A discussão sobre o fim da escala 6×1 trouxe à tona um novo modelo de remuneração no Brasil: o salário por hora. A ideia foi apresentada como sugestão pelo senador Flávio Bolsonaro (PL-RJ) em maio de 2026, sendo uma alternativa a projetos que buscam reduzir a jornada de trabalho, como a PEC que propõe a transição de 44 para 40 horas semanais. O modelo altera a forma como o trabalhador recebe seu pagamento e calcula benefícios, embora os direitos como férias e 13º salário sejam mantidos.

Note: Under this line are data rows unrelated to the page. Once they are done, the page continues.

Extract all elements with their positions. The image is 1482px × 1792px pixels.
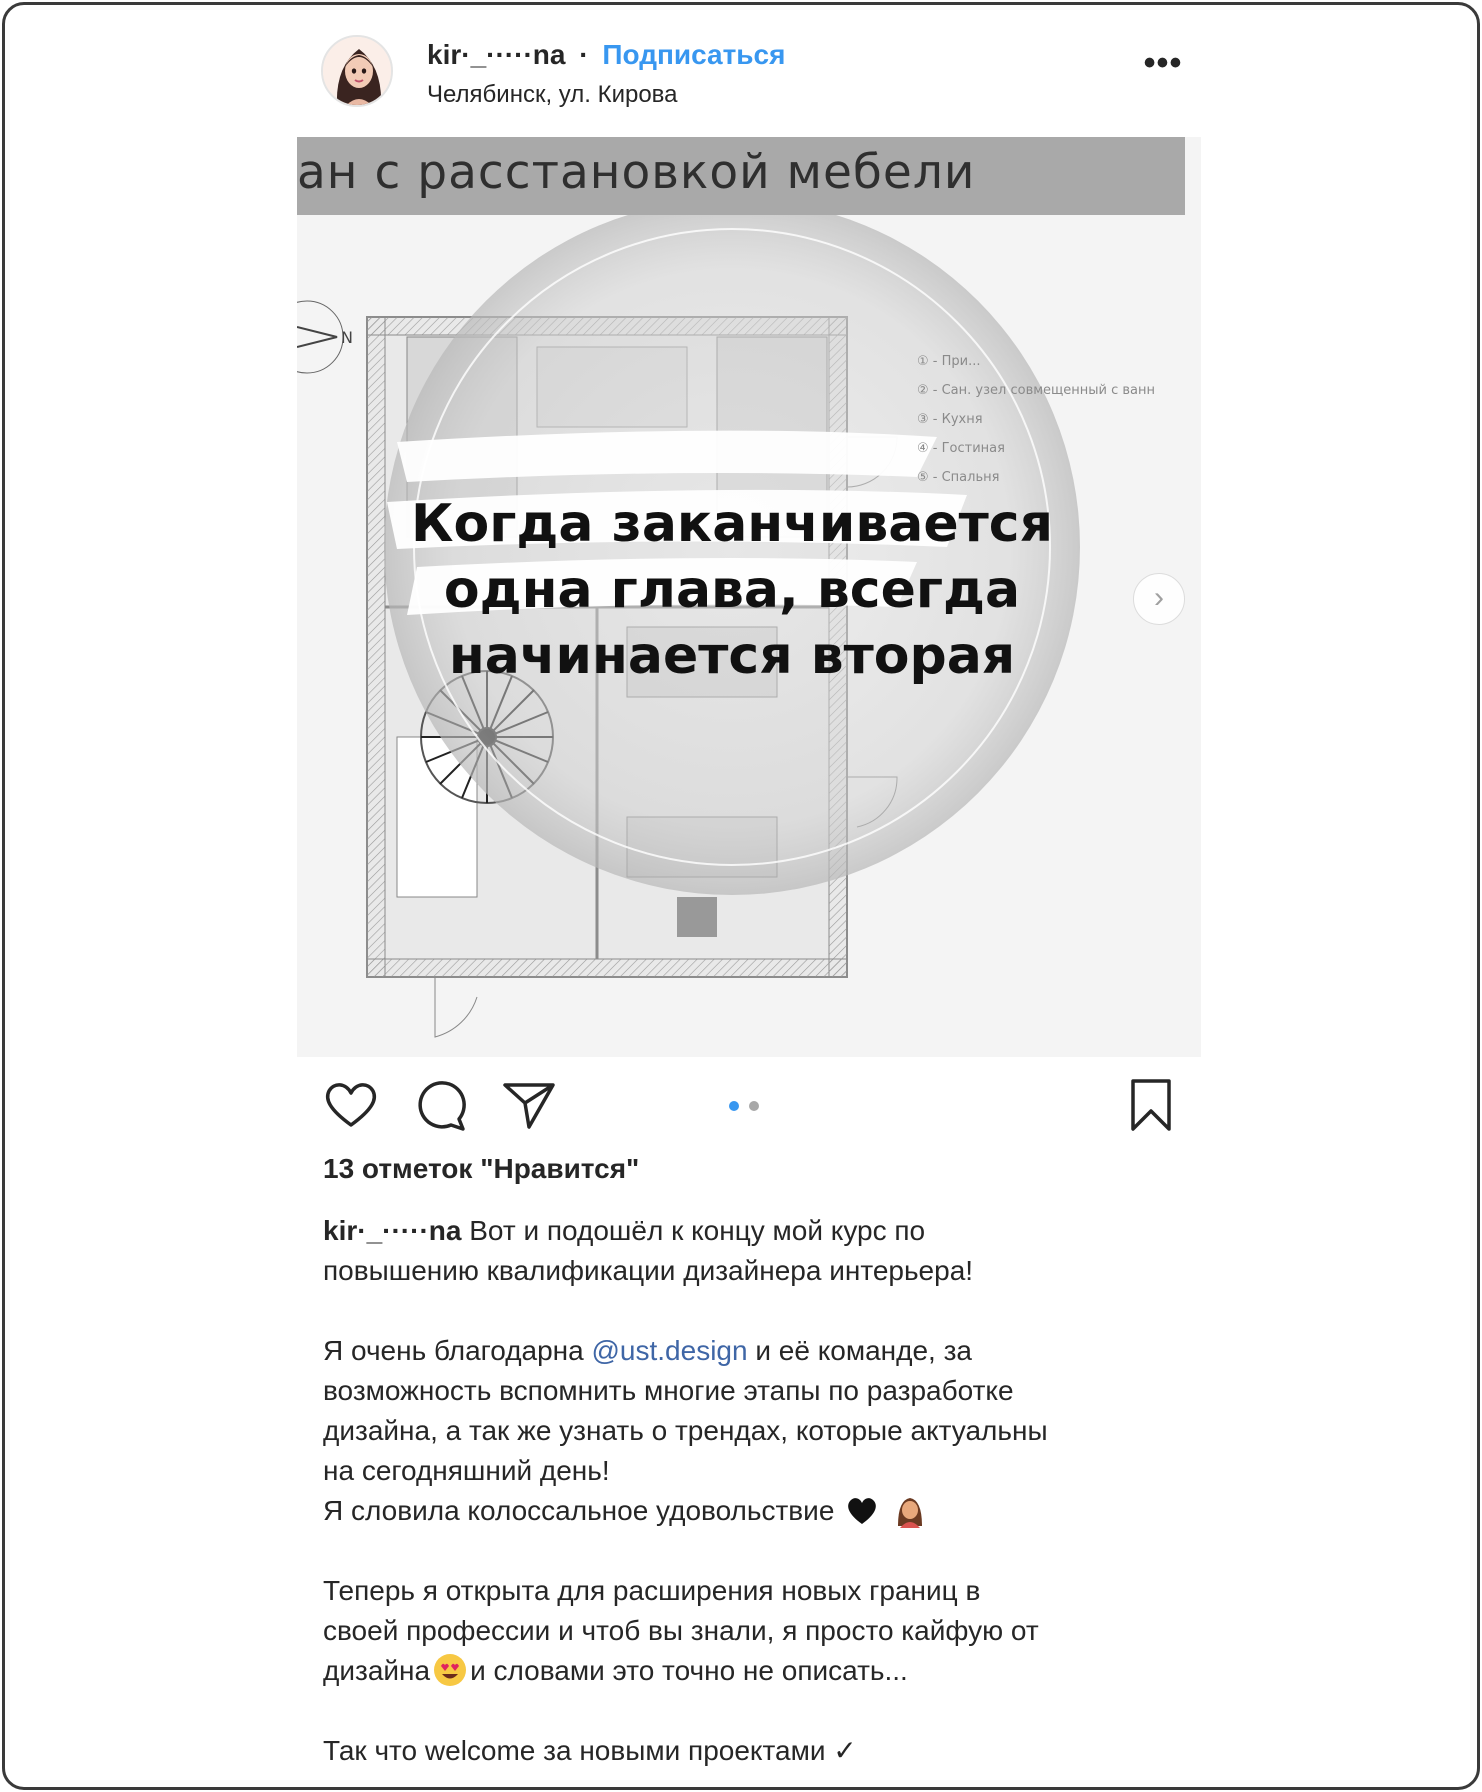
heart-eyes-emoji-icon (434, 1654, 467, 1686)
more-options-button[interactable]: ••• (1137, 46, 1189, 89)
pager-dot (749, 1101, 759, 1111)
caption-line: своей профессии и чтоб вы знали, я прост… (323, 1615, 1039, 1646)
post-media[interactable]: N ан с расстановкой мебели ① - При... ② … (297, 137, 1201, 1057)
location-link[interactable]: Челябинск, ул. Кирова (427, 81, 678, 109)
plan-legend: ① - При... ② - Сан. узел совмещенный с в… (917, 347, 1155, 492)
caption-line: повышению квалификации дизайнера интерье… (323, 1255, 974, 1286)
caption-line: kir·_·····na Вот и подошёл к концу мой к… (323, 1211, 1183, 1251)
separator-dot: · (579, 39, 589, 70)
caption-line: Я словила колоссальное удовольствие (323, 1491, 1183, 1531)
legend-item: ① - При... (917, 354, 981, 369)
heart-icon[interactable] (321, 1075, 381, 1135)
carousel-indicator (729, 1101, 765, 1111)
quote-line: Когда заканчивается (411, 494, 1053, 554)
caption-text: Я словила колоссальное удовольствие (323, 1495, 835, 1526)
caption-text: и словами это точно не описать... (470, 1655, 908, 1686)
post-caption: kir·_·····na Вот и подошёл к концу мой к… (323, 1211, 1183, 1771)
legend-item: ④ - Гостиная (917, 441, 1005, 456)
avatar[interactable] (321, 35, 393, 107)
caption-line: на сегодняшний день! (323, 1455, 610, 1486)
likes-count[interactable]: 13 отметок "Нравится" (323, 1153, 639, 1185)
caption-line: дизайна, а так же узнать о трендах, кото… (323, 1415, 1048, 1446)
paper-plane-icon[interactable] (499, 1075, 559, 1135)
woman-emoji-icon (897, 1498, 922, 1528)
follow-button[interactable]: Подписаться (602, 39, 785, 70)
plan-title: ан с расстановкой мебели (297, 145, 976, 200)
legend-item: ③ - Кухня (917, 412, 983, 427)
avatar-illustration (323, 37, 391, 105)
black-heart-icon (848, 1498, 877, 1524)
caption-text: и её команде, за (747, 1335, 973, 1366)
quote-line: одна глава, всегда (443, 560, 1021, 620)
caption-text: дизайна (323, 1655, 431, 1686)
caption-text: Вот и подошёл к концу мой курс по (461, 1215, 926, 1246)
caption-username[interactable]: kir·_·····na (323, 1215, 461, 1246)
next-slide-button[interactable]: › (1133, 573, 1185, 625)
quote-line: начинается вторая (448, 626, 1016, 686)
caption-line: Я очень благодарна @ust.design и её кома… (323, 1331, 1183, 1371)
username-link[interactable]: kir·_·····na (427, 39, 565, 70)
caption-line: возможность вспомнить многие этапы по ра… (323, 1375, 1014, 1406)
caption-line: Так что welcome за новыми проектами ✓ (323, 1735, 857, 1766)
caption-line: Теперь я открыта для расширения новых гр… (323, 1575, 981, 1606)
svg-text:N: N (341, 328, 353, 347)
pager-dot-active (729, 1101, 739, 1111)
action-bar (321, 1075, 1181, 1139)
comment-icon[interactable] (411, 1075, 471, 1135)
screenshot-frame: kir·_·····na · Подписаться Челябинск, ул… (2, 2, 1480, 1790)
post-header: kir·_·····na · Подписаться Челябинск, ул… (321, 35, 1181, 115)
plan-title-bar: ан с расстановкой мебели (297, 137, 1185, 215)
bookmark-icon[interactable] (1121, 1075, 1181, 1135)
legend-item: ⑤ - Спальня (917, 470, 1000, 485)
legend-item: ② - Сан. узел совмещенный с ванн (917, 383, 1156, 398)
caption-text: Я очень благодарна (323, 1335, 592, 1366)
caption-line: дизайна и словами это точно не описать... (323, 1651, 1183, 1691)
quote-text: Когда заканчивается одна глава, всегда н… (407, 491, 1057, 689)
username-line: kir·_·····na · Подписаться (427, 39, 785, 71)
mention-link[interactable]: @ust.design (592, 1335, 748, 1366)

Nesse sistema, a remuneração deixa de ser um valor fixo mensal para ser calculada com base na quantidade de horas efetivamente trabalhadas. O valor da hora seria definido em contrato, respeitando o piso da categoria ou o salário mínimo por hora, calculado proporcionalmente ao valor vigente no país.
O principal impacto estaria na previsibilidade da renda. Em um mês com menos dias úteis ou se o trabalhador precisasse se ausentar, o salário seria menor. Por outro lado, em períodos de alta demanda, a renda poderia aumentar com o acréscimo de horas trabalhadas, sem que necessariamente se configure como hora extra tradicional.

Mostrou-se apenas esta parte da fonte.